LE JEU DES LANGUES DANS LES FAMILLES BILINGUES D'ORIGINE ÉTRANGÈRE

CHRISTINE DEPREZ
Université René Descartes-Sorbonne (France)


Les bilinguismes urbains d'origine migratoire sont actuellement très étudiés. Les pratiques familiales sont soigneusement observées, car c'est bien dans la transmission de la langue maternelle des parents que se constitue le bilinguisme des enfants. Mais les observations menées "in vivo" questionnent souvent les modèles théoriques qui nous sont familiers (diglossie, domaines).

Les bilinguismes urbains en Europe du Nord se caractérisent par une grande diversité de langues (persan, penjabi, chinois, turc, croate) et de situations (émigrés, réfugiés, étudiants, couples mixtes, etc.). Etudiée cas par cas, chaque famille ne s'insère que partiellement dans nos systèmes de catégorisations et bouscule souvent nos idées reçues. Notre enjeu sera donc ici, à partir des enquêtes menées à Paris, de tenir un discours qui ait une certaine portée générale mais qui n'écrase plus les spécificités de chacun.

Le parler familial est un parler bilingue
- Dans la plupart des familles (75 %), la langue maternelle des parents est parlée, non plus seule, mais conjointement avec le français.

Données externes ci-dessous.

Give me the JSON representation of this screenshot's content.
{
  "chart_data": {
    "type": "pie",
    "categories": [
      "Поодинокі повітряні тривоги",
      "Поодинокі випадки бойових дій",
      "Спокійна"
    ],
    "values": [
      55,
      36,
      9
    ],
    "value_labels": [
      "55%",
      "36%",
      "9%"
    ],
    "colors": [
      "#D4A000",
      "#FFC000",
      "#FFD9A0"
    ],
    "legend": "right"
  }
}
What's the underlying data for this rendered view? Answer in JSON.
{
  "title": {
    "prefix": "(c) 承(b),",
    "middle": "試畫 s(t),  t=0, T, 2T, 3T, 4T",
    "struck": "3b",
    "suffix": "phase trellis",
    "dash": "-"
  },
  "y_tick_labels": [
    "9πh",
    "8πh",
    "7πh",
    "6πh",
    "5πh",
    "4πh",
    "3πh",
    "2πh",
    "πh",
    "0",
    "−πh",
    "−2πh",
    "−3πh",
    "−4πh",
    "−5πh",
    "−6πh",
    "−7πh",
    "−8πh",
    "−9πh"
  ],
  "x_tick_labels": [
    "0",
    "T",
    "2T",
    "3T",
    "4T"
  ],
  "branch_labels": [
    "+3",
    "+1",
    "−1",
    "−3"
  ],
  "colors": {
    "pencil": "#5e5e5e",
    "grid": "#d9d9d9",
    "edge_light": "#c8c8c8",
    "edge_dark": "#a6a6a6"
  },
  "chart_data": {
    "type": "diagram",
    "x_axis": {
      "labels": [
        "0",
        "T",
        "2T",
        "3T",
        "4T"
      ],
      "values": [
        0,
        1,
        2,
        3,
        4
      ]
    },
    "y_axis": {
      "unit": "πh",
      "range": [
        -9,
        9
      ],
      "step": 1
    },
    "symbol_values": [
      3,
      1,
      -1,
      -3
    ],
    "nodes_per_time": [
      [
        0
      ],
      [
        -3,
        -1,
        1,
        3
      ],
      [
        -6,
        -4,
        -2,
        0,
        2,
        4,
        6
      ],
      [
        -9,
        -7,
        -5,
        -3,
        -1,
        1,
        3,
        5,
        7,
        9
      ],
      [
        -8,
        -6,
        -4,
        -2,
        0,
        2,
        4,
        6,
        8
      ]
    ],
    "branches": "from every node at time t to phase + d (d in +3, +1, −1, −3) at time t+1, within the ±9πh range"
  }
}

Pourtant les 2/3 des enfants déclarent parler bien ou assez bien la langue de leurs parents.
- La famille est le lieu d'une "double médiation". Les parents transmettent leur langue, mais à leur tour les enfants apportent le français à la maison et parfois l'apprennent à leur mère: la famille est alors le lieu non plus seulement de la transmission de la langue des parents mais celui d'un véritable échange de langues entre générations.
- La stricte répartition "une langue/une personne" ne fonctionne pas plus, au quotidien, que la répartition par domaine ou par thèmes. Des modalités d'affectation préférentielle (de l'ordre du "plutôt") sont à envisager.

Le brouillage des frontières
La famille en France n'est qu'un des lieux d'apprentissage de la langue maternelle, I'autre étant le pays d'origine où s'effectue le ressourcement linguistique et la confrontation avec la norme monolingue actuelle. Obligé de parler avec les monolingues de "là-bas" (grands parents, cousins, voisins) I'enfant construit un solide bilinguisme fonctionnel. Paradoxalement, au cours des vacances, les habitudes françaises se maintiennent et les enfants qui parlaient français entre eux continuent à le faire au Portugal.

D'autre part, en France, le parler bilingue sort du domaine privé: il s'entend dans les lieux publics (métro, supermarchés, bibliothèques, radios). Il est aussi revendiqué par des humouristes et par certains groupes musicaux.

Le jeu des langues dans les conversations
L'alternance des langues apparaît en premier lieu comme une nécessité fonctionnelle: elle comble l'asymétrie des répertoires entre générations. Cependant la fluctuation des langues observée dans les conversations courantes, quelles que soient ses modalités, relève bien moins de la prise en compte de l'incompétence que de l'appropriation d'un double registre et de la mise en jeu d'une véritable polyphonie: à la pluralité des voix entendues correspond celle des locuteurs et de leurs intentions, c'est à dire à la fois le jeu des alliances conversationnelles et celui des modalisations expressives. A ce titre, le changement de langue (comme changement de forme) est considéré comme un signe à interpréter en situation (ex. de Raymonda).

Les représentations du parler familial bilingue:
Rattaché à l'idée d'une confusion entre les idiomes ou d'une dégradation de la langue originelle, le parler bilingue fait l'objet d'une représentation négative de la part des autochtones monolingues des deux pays, représentation souvent intériorisée par les bilingues eux-mêmes. Cependant dans les entretiens les plus récents, on voit apparaître des signes de changement dans:
a) le mode d'appellation par néologie: un "mix", le "fran-yougo", etc.,
b) la revendication de la normalité de ce parler et de son caractère naturel, à côté des usages monolingues des langues qui le constituent,
c) la maîtrise déclarée du sujet sur ce jeu et la conscience de ses effets.

En conclusion: Le lien postulé par la sociolinguistique entre forme et fonction des langues se retrouve ici. Dans les migrations urbaines, caractérisées par la circulation des personnes et des langues, où les enjeux territoriaux et identitaires ne sont plus les mêmes que dans les situations diglossiques, le parler "mixte" s'impose comme mode de communication à part entière dans les familles bilingues. Pour les jeunes confrontés à un environnement cosmopolite et à une école linguistiquement monolithique, il reflète et construit à la fois une réalité et une identité, éphémère peut-être, mais neuve.